The film drew a lot of fire from the press, first of all because it was rejected by both Cannes and Venice, which created a somewhat toxic whiff - after all, Cannes built Mendoza's reputation with his win for 'Kinatay', so how bad could his first decently budgeted film be? As it turns out, it's not half as bad as could be expected. Mendoza avoids two mistakes he could have easily made: first of all, the camera isn't glued to Isabelle Huppert's face, even though she's the first star he's working with; he allows her character to gradually emerge from the group of hostages, which becomes decimated by disease, ransom payments, forced marriages as a shoddy excuse for rape, and deliberate execution. And second, he does not sweeten his barren naturalistic photography one bit because of the scale of the production; 'Captive' is every bit as Cinema Verité as his earlier films.

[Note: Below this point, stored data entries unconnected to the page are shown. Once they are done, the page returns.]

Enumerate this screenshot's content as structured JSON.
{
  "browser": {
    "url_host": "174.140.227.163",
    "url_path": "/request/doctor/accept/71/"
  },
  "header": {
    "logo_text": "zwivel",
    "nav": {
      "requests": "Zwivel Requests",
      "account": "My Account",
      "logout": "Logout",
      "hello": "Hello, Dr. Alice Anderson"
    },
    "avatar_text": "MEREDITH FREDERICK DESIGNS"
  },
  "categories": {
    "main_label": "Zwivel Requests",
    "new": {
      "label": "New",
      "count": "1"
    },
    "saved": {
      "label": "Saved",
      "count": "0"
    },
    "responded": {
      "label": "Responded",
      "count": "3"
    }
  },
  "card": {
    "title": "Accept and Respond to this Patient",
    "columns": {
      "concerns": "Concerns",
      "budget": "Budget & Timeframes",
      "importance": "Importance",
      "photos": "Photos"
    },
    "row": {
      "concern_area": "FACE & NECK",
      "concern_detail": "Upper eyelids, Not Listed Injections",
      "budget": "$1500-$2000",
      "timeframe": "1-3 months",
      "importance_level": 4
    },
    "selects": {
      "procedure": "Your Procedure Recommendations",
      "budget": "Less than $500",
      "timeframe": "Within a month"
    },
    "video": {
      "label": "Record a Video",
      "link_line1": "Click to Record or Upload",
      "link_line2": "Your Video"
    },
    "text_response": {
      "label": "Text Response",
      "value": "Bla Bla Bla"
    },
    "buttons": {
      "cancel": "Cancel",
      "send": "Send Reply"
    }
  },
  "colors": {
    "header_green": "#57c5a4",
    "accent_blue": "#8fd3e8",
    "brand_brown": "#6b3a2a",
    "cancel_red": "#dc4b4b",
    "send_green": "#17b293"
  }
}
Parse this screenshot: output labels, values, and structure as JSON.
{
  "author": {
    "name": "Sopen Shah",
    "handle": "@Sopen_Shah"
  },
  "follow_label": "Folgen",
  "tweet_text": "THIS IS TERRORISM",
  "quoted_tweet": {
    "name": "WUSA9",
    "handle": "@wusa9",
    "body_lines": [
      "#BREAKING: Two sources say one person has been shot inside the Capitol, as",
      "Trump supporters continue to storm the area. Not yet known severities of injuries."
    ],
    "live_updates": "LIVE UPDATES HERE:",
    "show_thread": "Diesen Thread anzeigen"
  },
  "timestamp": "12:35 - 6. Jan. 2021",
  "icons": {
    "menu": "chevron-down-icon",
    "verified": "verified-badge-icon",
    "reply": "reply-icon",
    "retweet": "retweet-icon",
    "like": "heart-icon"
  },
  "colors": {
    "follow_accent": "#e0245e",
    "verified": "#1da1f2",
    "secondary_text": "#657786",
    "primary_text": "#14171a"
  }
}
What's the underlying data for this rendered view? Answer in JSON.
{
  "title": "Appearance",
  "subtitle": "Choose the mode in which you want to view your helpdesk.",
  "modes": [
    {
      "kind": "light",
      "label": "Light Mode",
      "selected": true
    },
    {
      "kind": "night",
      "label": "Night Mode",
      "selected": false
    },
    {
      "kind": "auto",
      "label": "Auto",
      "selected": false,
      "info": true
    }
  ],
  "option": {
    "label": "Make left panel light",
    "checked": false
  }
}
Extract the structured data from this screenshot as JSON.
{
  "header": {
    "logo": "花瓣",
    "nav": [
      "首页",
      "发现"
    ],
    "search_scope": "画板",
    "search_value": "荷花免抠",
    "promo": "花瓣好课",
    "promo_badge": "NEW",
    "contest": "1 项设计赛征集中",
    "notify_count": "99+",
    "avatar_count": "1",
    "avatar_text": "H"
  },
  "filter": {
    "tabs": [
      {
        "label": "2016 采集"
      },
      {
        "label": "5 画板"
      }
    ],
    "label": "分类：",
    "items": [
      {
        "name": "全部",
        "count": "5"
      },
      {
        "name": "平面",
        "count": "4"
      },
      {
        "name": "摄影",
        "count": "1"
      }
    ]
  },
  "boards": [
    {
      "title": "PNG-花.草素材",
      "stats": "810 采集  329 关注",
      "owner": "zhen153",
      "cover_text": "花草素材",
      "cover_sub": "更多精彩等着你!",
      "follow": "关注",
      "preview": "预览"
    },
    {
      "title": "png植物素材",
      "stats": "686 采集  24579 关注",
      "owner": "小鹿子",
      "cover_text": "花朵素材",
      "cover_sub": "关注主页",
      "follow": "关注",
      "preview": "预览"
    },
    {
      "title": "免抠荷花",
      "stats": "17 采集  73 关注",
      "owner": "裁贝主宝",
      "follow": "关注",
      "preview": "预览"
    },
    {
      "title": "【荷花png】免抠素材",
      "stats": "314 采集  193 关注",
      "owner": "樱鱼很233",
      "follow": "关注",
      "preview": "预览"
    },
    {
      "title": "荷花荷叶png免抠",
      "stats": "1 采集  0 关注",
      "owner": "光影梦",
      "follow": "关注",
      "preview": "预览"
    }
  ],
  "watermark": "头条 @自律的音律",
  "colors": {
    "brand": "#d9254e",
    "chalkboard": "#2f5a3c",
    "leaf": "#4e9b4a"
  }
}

If anything, the money allows for some disjointed wildlife intersections, which however fulfill a dramatic purpose when, for instance, a lizard is seen hacked in two by a machete, instead of the head of a hostage being chopped off.
This kind of film language won't convince those who have their established ideas about what a Filipino film looks like - and to illustrate how fixated these ideas have already become, another section of the Berlin Festival screened the film industry parody 'The Woman in the Septic Tank'. In that context, I would count myself among those who appreciate that Mendoza, who established these conventions, tries to move onwards stylistically.
However, the story structure certainly puts the viewer's patience to test. There's zero background information about Abu Sayyaf and the domestic conflict in the Muslim populated islands in the south of the country. In one scene, villagers feed hostages and captors alike and receive some money for their troubles, making it seem that they are somewhat regarded as freedom fighters, whereas in reality they also raided and killed Muslim locals. In the film, Islam is used as an 'excuse' for criminal actions, which is probably not so far from the disturbed mindset of these people, but leaves room for controversy.
The photography's realism makes the differences between truth and fiction appear a bit questionable: Why, for instance, was the American hostage who was later beheaded cast with a Caucasian actor instead of a Hispanic one, as it was the case? Also, the Abu Sayyaf were far more ruthless in their dealings with hostages, negotiators and villagers alike - while their brutality comes across, most of them seem strangely boyish. That Huppert's character is fictitious may be explained by the logistics of the production, but since much of the story follows real-life survivor Gracia Burnham's book 'In the Presence of my Enemies', it feels a bit unfair that her character is sidelined in the movie.